The accelerating shift to digital creates an immense challenge for financial services organizations. As access to digitally enabled services continues to explode, so do the opportunities for fraud which can erode trust and cause significant financial harm.
While the 2020 pandemic accelerated all types of fraud across digital channels, account takeover (ATO) fraud has skyrocketed. Between the second quarter of 2019 to the second quarter of 2020, ATO fraud grew by 282%. As long as criminals can cleverly exploit weaknesses in an institution’s ability to distinguish a legitimate customer from an imposter, this threat will continue to grow.
Re-thinking the balance between friction and trust
ATO attacks succeed when digital identity verification techniques fail. Criminals are developing increasingly sophisticated techniques for successfully impersonating legitimate customers or their passwords to gain access to accounts and wreak havoc.
Today, too many companies focus their energies on establishing proof of identity at the outset of a digital customer journey. A new customer, the thinking goes, is more likely to tolerate the “friction” associated with identity authentication, such a providing a digital capture of a government-issued ID and a live selfie that can be accurately matched against the document photo.
Establishing trust in a person’s digital identity is an ongoing process throughout the customer journey. Document-centric identity verification solutions, combined with biometrics, can help financial services firms establish a foundation of trust with new customers – and protect trust at every touchpoint. Not only will it help reduce the threat of ATO attacks, but it’s also likely to increase customer confidence – over three quarters (76%) of breach-weary consumers are in favor of advanced security protocols over passwords, even if it meant compromising on the convenience of the checkout experience.
Protecting trust throughout the digital customer lifecycle
As you look to strengthen of your line of defense against ATO attacks, consider an adaptive approach that incorporates multi-factor authentication techniques that can strike the right balance between trust and convenience at scale throughout the customer lifecycle.
Read the new infographic: BEST PRACTICES FOR THE DIGITAL IDENTITY LIFECYCLE
Digital identity lifecycle Q&A
When and why do identity processes typically fail?
Proofing, verification, and authentication processes can fail when criminals can too easily gain access to passwords or other personal identifiers, or the burden of proof on good customers is so onerous it leads to abandonment, or when the evidence captured lacks the required quality (blurry, glare, liveness) to ensure confidence in it as proof of identity.
How to strengthen these processes?
Start with a high quality, spoof-proof capture of evidence – ID documents, selfies, or other biometrics. This improves the efficacy of verification algorithms and processes. A reliable proof of identity at Day Zero ensures the customer journey is off to a good start, while establishing a baseline of trust for subsequent digital touch points.
How to build the right toolset?
The right solution to digital identity verification and authentication is adaptable and configurable. Depending upon requirements and risk profiles, businesses can opt to layer in agent assistance, biometrics, and NFC as needed – all centered on a reliably proven and maintained customer identity, and ideally with a consistent user experience from end to end.
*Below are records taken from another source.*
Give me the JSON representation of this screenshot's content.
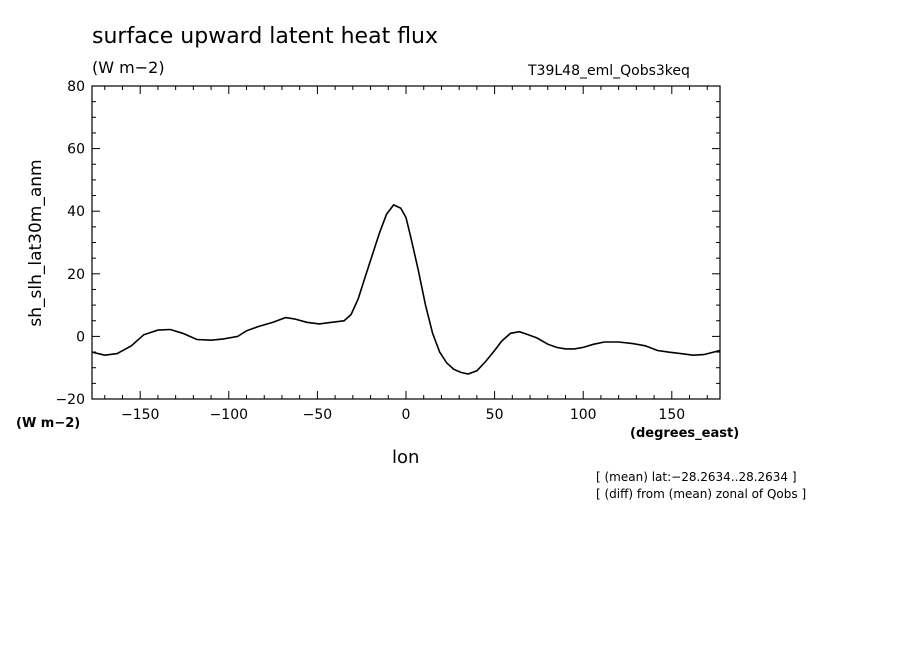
{
  "chart_data": {
    "type": "line",
    "title": "surface upward latent heat flux",
    "units_label": "(W m−2)",
    "run_label": "T39L48_eml_Qobs3keq",
    "ylabel": "sh_slh_lat30m_anm",
    "y_unit": "(W m−2)",
    "xlabel": "lon",
    "x_unit": "(degrees_east)",
    "xlim": [
      -177.2,
      177.2
    ],
    "ylim": [
      -20,
      80
    ],
    "xticks": [
      -150,
      -100,
      -50,
      0,
      50,
      100,
      150
    ],
    "xtick_labels": [
      "−150",
      "−100",
      "−50",
      "0",
      "50",
      "100",
      "150"
    ],
    "yticks": [
      -20,
      0,
      20,
      40,
      60,
      80
    ],
    "ytick_labels": [
      "−20",
      "0",
      "20",
      "40",
      "60",
      "80"
    ],
    "grid": false,
    "annotations": [
      "[ (mean) lat:−28.2634..28.2634 ]",
      "[ (diff) from (mean) zonal of Qobs ]"
    ],
    "series": [
      {
        "x": [
          -177.2,
          -170,
          -163,
          -155,
          -148,
          -140,
          -133,
          -126,
          -118,
          -110,
          -103,
          -95,
          -90,
          -83,
          -75,
          -68,
          -63,
          -56,
          -49,
          -42,
          -35,
          -31,
          -27,
          -23,
          -19,
          -15,
          -11,
          -7,
          -3,
          0,
          3,
          7,
          11,
          15,
          19,
          23,
          27,
          31,
          35,
          40,
          45,
          50,
          54,
          59,
          64,
          69,
          74,
          80,
          85,
          90,
          95,
          100,
          106,
          112,
          120,
          128,
          135,
          142,
          148,
          155,
          162,
          168,
          177.2
        ],
        "y": [
          -5,
          -6,
          -5.5,
          -3,
          0.5,
          2,
          2.2,
          1,
          -1,
          -1.2,
          -0.8,
          0,
          1.8,
          3.2,
          4.5,
          6,
          5.6,
          4.5,
          4,
          4.5,
          5,
          7,
          12,
          19,
          26,
          33,
          39,
          42,
          41,
          38,
          31,
          21,
          10,
          1,
          -5,
          -8.5,
          -10.5,
          -11.5,
          -12,
          -11,
          -8,
          -4.5,
          -1.5,
          1,
          1.5,
          0.5,
          -0.5,
          -2.5,
          -3.5,
          -4,
          -4,
          -3.5,
          -2.5,
          -1.8,
          -1.8,
          -2.3,
          -3,
          -4.5,
          -5,
          -5.5,
          -6,
          -5.8,
          -4.5
        ]
      }
    ]
  }
}
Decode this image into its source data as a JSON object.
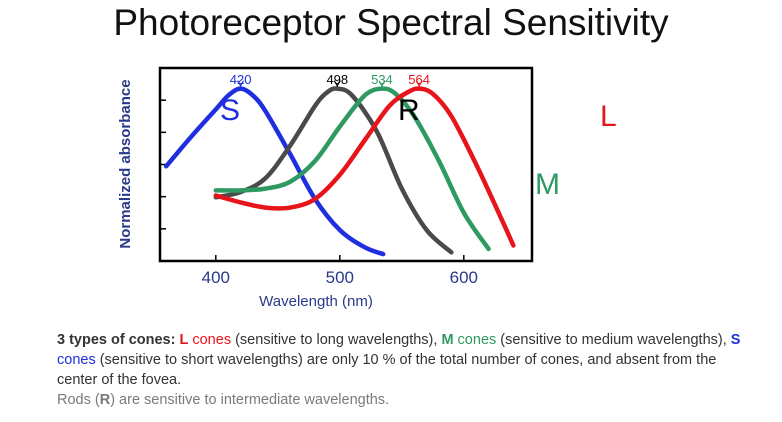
{
  "title": "Photoreceptor Spectral Sensitivity",
  "chart_data": {
    "type": "line",
    "title": "",
    "xlabel": "Wavelength (nm)",
    "ylabel": "Normalized absorbance",
    "xlim": [
      355,
      655
    ],
    "ylim": [
      0,
      1.12
    ],
    "xticks": [
      400,
      500,
      600
    ],
    "grid": false,
    "series": [
      {
        "name": "S",
        "color": "#1f2fe0",
        "peak_label": "420",
        "x": [
          360,
          380,
          400,
          410,
          420,
          430,
          440,
          460,
          480,
          500,
          520,
          535
        ],
        "y": [
          0.55,
          0.72,
          0.88,
          0.96,
          1.0,
          0.96,
          0.87,
          0.62,
          0.36,
          0.18,
          0.08,
          0.04
        ]
      },
      {
        "name": "R",
        "color": "#4a4a4a",
        "peak_label": "498",
        "x": [
          400,
          420,
          440,
          460,
          480,
          490,
          498,
          510,
          530,
          550,
          570,
          590
        ],
        "y": [
          0.37,
          0.4,
          0.48,
          0.67,
          0.9,
          0.98,
          1.0,
          0.96,
          0.75,
          0.42,
          0.18,
          0.05
        ]
      },
      {
        "name": "M",
        "color": "#2e9a62",
        "peak_label": "534",
        "x": [
          400,
          420,
          440,
          460,
          480,
          500,
          520,
          534,
          545,
          560,
          580,
          600,
          620
        ],
        "y": [
          0.41,
          0.41,
          0.42,
          0.46,
          0.58,
          0.78,
          0.96,
          1.0,
          0.97,
          0.84,
          0.58,
          0.28,
          0.07
        ]
      },
      {
        "name": "L",
        "color": "#e8141c",
        "peak_label": "564",
        "x": [
          400,
          420,
          440,
          460,
          480,
          500,
          520,
          540,
          555,
          564,
          575,
          590,
          610,
          630,
          640
        ],
        "y": [
          0.38,
          0.34,
          0.31,
          0.31,
          0.36,
          0.5,
          0.7,
          0.9,
          0.98,
          1.0,
          0.97,
          0.84,
          0.56,
          0.25,
          0.09
        ]
      }
    ]
  },
  "curve_labels": {
    "S": "S",
    "R": "R",
    "M": "M",
    "L": "L"
  },
  "caption": {
    "line1_bold": "3 types of cones: ",
    "L_letter": "L",
    "L_rest": " cones",
    "after_L": " (sensitive to long wavelengths), ",
    "M_letter": "M",
    "M_rest": " cones",
    "after_M": " (sensitive to medium wavelengths), ",
    "S_letter": "S",
    "S_rest": " cones",
    "after_S": " (sensitive to short wavelengths) are only 10 % of the total number of cones, and absent from the center of the fovea.",
    "rods_pre": "Rods (",
    "rods_letter": "R",
    "rods_post": ") are sensitive to intermediate wavelengths."
  },
  "colors": {
    "L": "#e8141c",
    "M": "#2e9a62",
    "S": "#1f2fe0",
    "text": "#333333"
  }
}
What role should biometrics play?
Biometrics can play a significant role throughout the digital identity lifecycle. During initial identity proofing, biometrics can help ensure that the person presenting the document is its rightful owner. During identity authentication, biometrics can make the customer experience faster and easier by eliminating the need to remember passwords or check a second device for one-time codes.
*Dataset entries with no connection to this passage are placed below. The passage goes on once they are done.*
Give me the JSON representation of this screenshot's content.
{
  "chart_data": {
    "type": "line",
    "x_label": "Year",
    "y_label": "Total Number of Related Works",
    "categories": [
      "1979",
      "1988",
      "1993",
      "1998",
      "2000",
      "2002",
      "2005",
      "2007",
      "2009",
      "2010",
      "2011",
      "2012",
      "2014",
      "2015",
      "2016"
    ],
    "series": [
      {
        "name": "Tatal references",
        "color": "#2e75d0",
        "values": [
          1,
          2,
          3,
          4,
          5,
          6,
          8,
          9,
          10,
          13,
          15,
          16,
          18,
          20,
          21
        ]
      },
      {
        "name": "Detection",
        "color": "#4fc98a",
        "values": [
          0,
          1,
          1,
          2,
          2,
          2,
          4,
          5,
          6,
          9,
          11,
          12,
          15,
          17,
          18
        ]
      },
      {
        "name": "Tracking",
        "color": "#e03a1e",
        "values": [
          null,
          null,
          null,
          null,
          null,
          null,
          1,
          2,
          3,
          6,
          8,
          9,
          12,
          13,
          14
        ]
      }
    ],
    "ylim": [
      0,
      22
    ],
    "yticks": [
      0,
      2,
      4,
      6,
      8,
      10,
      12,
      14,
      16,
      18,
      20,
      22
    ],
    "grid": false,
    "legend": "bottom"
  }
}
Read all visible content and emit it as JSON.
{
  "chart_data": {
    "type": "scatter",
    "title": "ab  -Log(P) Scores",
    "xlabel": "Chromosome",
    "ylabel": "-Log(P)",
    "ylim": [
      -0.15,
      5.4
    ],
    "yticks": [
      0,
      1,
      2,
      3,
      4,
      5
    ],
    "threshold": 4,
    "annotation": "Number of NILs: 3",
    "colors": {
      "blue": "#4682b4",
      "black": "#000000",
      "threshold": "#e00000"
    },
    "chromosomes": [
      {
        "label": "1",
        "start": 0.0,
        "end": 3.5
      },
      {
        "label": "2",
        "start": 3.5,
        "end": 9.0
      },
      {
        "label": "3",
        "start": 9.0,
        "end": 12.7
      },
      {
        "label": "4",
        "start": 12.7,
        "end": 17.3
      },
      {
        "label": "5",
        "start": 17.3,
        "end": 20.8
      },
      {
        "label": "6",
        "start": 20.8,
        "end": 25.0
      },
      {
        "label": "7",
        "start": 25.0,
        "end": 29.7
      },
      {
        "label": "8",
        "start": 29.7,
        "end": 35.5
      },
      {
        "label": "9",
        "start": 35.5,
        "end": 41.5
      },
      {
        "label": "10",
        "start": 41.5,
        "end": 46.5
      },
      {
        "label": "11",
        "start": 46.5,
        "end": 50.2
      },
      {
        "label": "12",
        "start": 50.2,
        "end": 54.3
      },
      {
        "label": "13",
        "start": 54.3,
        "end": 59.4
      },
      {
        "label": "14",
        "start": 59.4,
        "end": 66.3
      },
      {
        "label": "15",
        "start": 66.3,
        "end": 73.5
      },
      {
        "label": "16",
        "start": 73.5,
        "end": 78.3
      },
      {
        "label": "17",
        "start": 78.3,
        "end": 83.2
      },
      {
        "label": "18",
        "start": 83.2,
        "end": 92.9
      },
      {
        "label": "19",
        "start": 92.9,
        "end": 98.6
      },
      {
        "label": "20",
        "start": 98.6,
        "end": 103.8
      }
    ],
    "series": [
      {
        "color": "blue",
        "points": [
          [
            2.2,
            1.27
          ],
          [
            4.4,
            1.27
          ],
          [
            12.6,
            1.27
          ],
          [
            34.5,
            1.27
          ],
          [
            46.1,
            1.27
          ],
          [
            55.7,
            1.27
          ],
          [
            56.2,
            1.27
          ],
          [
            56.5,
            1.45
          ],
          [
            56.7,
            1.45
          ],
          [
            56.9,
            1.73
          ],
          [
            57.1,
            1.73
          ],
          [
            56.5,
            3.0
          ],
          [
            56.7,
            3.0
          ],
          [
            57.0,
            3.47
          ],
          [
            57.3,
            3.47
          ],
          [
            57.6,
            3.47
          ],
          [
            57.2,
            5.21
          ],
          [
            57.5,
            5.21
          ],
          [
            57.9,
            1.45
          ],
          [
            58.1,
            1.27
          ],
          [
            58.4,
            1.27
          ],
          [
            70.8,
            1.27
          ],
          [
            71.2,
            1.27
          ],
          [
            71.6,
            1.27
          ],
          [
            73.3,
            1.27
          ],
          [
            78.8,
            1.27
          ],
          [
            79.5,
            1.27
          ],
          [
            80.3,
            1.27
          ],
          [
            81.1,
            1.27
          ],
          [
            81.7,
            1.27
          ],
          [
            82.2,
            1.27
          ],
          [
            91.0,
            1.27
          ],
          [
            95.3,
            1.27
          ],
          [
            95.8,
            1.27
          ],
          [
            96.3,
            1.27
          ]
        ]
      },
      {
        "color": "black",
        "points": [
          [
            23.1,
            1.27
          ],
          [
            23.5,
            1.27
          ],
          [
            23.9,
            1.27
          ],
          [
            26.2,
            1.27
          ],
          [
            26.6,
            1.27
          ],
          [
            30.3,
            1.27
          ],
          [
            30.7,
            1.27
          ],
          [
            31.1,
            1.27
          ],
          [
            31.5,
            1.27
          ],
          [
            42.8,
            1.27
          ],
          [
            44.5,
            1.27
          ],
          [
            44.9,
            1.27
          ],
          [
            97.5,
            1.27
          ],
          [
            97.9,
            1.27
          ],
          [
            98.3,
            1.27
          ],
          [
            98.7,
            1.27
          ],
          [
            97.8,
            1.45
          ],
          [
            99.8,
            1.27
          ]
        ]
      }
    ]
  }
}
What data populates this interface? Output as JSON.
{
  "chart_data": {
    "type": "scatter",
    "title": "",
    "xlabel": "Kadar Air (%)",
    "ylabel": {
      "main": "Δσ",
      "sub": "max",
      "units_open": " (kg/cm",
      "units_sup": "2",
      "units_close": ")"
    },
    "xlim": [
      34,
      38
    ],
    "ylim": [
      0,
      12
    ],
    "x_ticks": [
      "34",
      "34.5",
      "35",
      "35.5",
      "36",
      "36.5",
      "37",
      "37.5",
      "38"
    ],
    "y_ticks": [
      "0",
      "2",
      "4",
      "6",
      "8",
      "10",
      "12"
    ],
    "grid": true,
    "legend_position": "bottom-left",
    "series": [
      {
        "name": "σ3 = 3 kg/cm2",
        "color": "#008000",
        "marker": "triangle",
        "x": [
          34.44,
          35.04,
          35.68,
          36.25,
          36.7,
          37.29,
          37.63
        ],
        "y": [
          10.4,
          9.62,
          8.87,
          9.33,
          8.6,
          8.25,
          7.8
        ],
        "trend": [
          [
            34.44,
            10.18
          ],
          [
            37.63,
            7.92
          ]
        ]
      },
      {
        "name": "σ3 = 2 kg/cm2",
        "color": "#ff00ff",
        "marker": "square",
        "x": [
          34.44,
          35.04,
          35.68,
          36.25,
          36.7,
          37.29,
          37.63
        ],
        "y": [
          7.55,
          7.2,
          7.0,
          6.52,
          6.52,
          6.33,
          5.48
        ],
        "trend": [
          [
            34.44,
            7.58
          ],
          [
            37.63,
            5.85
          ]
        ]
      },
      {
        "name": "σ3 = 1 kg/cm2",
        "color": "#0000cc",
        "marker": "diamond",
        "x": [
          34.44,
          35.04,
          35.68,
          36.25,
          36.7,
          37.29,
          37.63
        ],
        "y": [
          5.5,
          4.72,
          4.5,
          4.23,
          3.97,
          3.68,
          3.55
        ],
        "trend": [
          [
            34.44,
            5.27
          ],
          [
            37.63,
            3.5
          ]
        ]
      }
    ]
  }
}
Are device-enabled biometrics sufficient?
It’s true that modern smartphones leverage biometrics (selfies, fingerprints) to verify the user’s identity. But these solutions lack enterprise-grade features such as liveness detection and granular control over how well the user experience maps to the business’ risk tolerances and other thresholds. Device-enabled biometrics are still largely used as a single-factor authentication, one that can be breached simply by knowing the user’s device PIN. Multi-factor approaches create additional protections.
Are multi-modal biometrics the way forward?
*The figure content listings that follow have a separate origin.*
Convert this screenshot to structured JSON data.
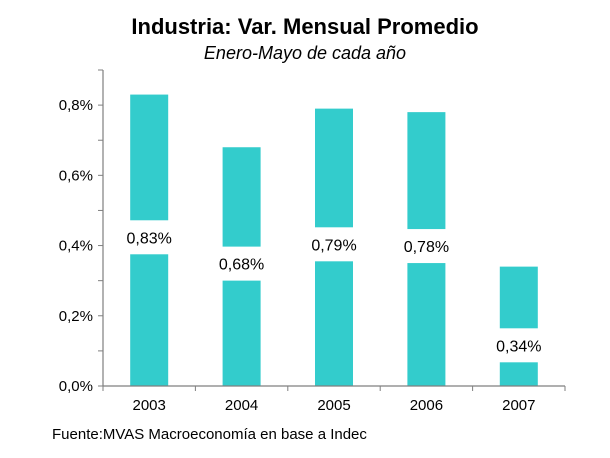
{
  "chart_data": {
    "type": "bar",
    "title": "Industria: Var. Mensual Promedio",
    "subtitle": "Enero-Mayo de cada año",
    "categories": [
      "2003",
      "2004",
      "2005",
      "2006",
      "2007"
    ],
    "values": [
      0.83,
      0.68,
      0.79,
      0.78,
      0.34
    ],
    "data_labels": [
      "0,83%",
      "0,68%",
      "0,79%",
      "0,78%",
      "0,34%"
    ],
    "y_ticks": [
      "0,0%",
      "0,2%",
      "0,4%",
      "0,6%",
      "0,8%"
    ],
    "y_tick_values": [
      0,
      0.2,
      0.4,
      0.6,
      0.8
    ],
    "ylim": [
      0,
      0.9
    ],
    "xlabel": "",
    "ylabel": "",
    "grid": false,
    "legend": "none",
    "bar_color": "#33CCCC",
    "source": "Fuente:MVAS Macroeconomía en base a Indec"
  }
}
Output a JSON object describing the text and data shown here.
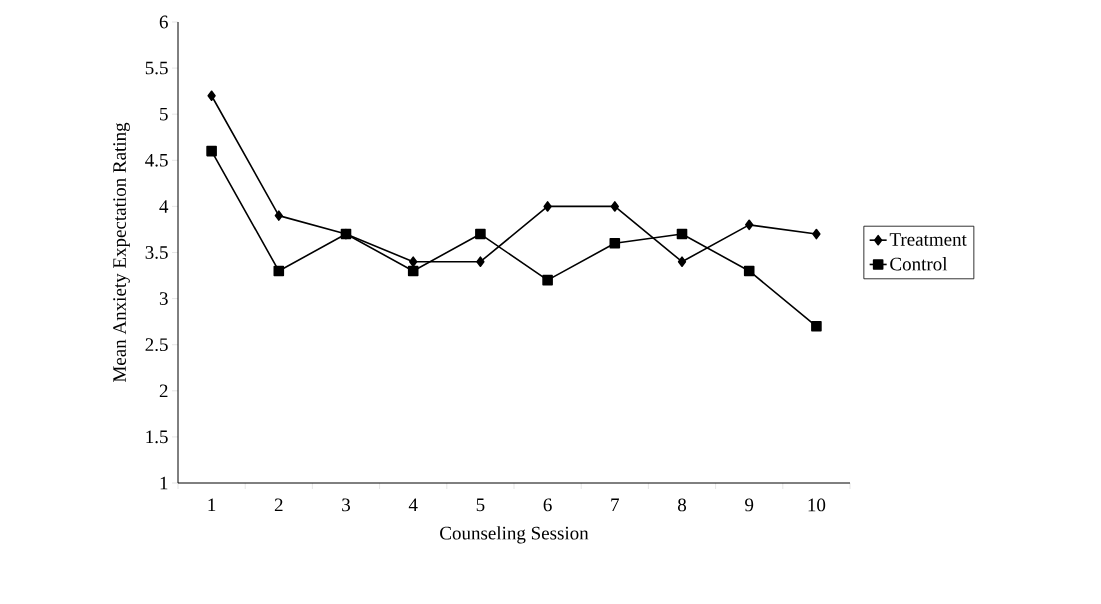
{
  "chart_data": {
    "type": "line",
    "xlabel": "Counseling Session",
    "ylabel": "Mean Anxiety Expectation Rating",
    "categories": [
      "1",
      "2",
      "3",
      "4",
      "5",
      "6",
      "7",
      "8",
      "9",
      "10"
    ],
    "series": [
      {
        "name": "Treatment",
        "color": "#000000",
        "marker": "diamond",
        "values": [
          5.2,
          3.9,
          3.7,
          3.4,
          3.4,
          4.0,
          4.0,
          3.4,
          3.8,
          3.7
        ]
      },
      {
        "name": "Control",
        "color": "#000000",
        "marker": "square",
        "values": [
          4.6,
          3.3,
          3.7,
          3.3,
          3.7,
          3.2,
          3.6,
          3.7,
          3.3,
          2.7
        ]
      }
    ],
    "ylim": [
      1,
      6
    ],
    "yticks": [
      1,
      1.5,
      2,
      2.5,
      3,
      3.5,
      4,
      4.5,
      5,
      5.5,
      6
    ],
    "grid": false,
    "legend": "right",
    "line_style": "solid"
  }
}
Advances in fraud have made knowledge-based authentication data such as device PINs vulnerable to attack, plus passwords and OTP are too time-intensive for customers. Multi-modal biometrics are simpler for customers, and the best defense against account takeover (ATO) attacks.
Are NFC capabilities essential today?
Yes, if your identity proofing process relies on near-field communication (NFC)-enabled IDs and ePassports. NFC will play a more important role over time, as we expect to see an increasing number of ID documents embedding NFC chips.